I tried your method which did work for all of those with the extra digits but now it has cut off trailing zeros that were needed. For instance 3140339.020 has become 3140339.2 and 31300071.000 has become 31300071

 

I'm attempting to create a new column in BI based off of a little logic to add the extra zeros back in and combine the columns to create a new project number but it is still not matching up exactly for some reason. 

 

But at least I'm down from 7000 entries being wrong to 4000 so that is progress!  I might just tell the team that what they're doing can't be done because of the data issue.. but I do not like to give up easily and admit I can't find a solution.

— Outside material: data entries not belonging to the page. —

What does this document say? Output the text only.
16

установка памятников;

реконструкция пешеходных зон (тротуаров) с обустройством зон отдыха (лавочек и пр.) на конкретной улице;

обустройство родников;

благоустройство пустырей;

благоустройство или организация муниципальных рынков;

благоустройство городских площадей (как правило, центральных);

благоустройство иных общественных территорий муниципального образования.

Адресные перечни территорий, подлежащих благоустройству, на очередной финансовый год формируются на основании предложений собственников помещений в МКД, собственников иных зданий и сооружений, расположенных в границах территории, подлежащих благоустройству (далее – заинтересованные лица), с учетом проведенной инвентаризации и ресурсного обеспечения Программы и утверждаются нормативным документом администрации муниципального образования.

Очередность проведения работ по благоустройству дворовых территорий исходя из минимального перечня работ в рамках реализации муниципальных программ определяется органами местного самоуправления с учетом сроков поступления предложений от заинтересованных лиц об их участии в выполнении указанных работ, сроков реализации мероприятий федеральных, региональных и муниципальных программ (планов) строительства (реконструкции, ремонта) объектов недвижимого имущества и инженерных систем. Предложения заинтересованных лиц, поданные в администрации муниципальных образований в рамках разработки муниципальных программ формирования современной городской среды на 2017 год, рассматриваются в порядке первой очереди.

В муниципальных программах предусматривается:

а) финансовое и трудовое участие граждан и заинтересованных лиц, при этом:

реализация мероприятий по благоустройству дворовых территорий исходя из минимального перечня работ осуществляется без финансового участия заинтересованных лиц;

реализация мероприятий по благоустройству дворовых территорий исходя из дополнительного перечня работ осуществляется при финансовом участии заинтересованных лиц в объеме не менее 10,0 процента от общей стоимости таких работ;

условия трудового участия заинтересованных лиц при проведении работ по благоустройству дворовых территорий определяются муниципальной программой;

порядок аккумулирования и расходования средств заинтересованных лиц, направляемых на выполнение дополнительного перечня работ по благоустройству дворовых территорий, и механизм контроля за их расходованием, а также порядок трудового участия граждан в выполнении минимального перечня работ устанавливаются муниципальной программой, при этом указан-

@dailyjm  wrote:  ``I tried your method which did work for all of those with the extra digits but now it has cut off trailing zeros that were needed. For instance 3140339.020 has become 3140339.2 [sic; errata: 3140339.02] and 31300071.000 has become 31300071``

 

You are right:  my work-around is flawed in that way.

 

But how do you know the project ID should be 3140339.020?

 

My point is:  if you have access to the correct data, you should use that as your "raw data".

 

Once you permit text like 3140339.020 to be stored as a number in Excel, it is impossible to know whether 3140339.02 should be 3140339.020 -- or 3140339.02000, for that matter (unless you know that the data is limited 3 decimal places at most).

 

The point is:  the information is already lost.

 

An equivalent analogy is:  suppose you use a word processor that autocorrects what it perceives to be a typo.  You purposely type the sentence "is was weird that the user typed wierd", but the autocorrected result is "is was weird that the user typed weird".

 

It is now impossible to know how the sentence was typed initially.

 

Bottom line:  The only way to prevent the project IDs from being changed is to enter them as text into Excel.  Since Excel provides a way to do that, the problem is with your process, not with Excel.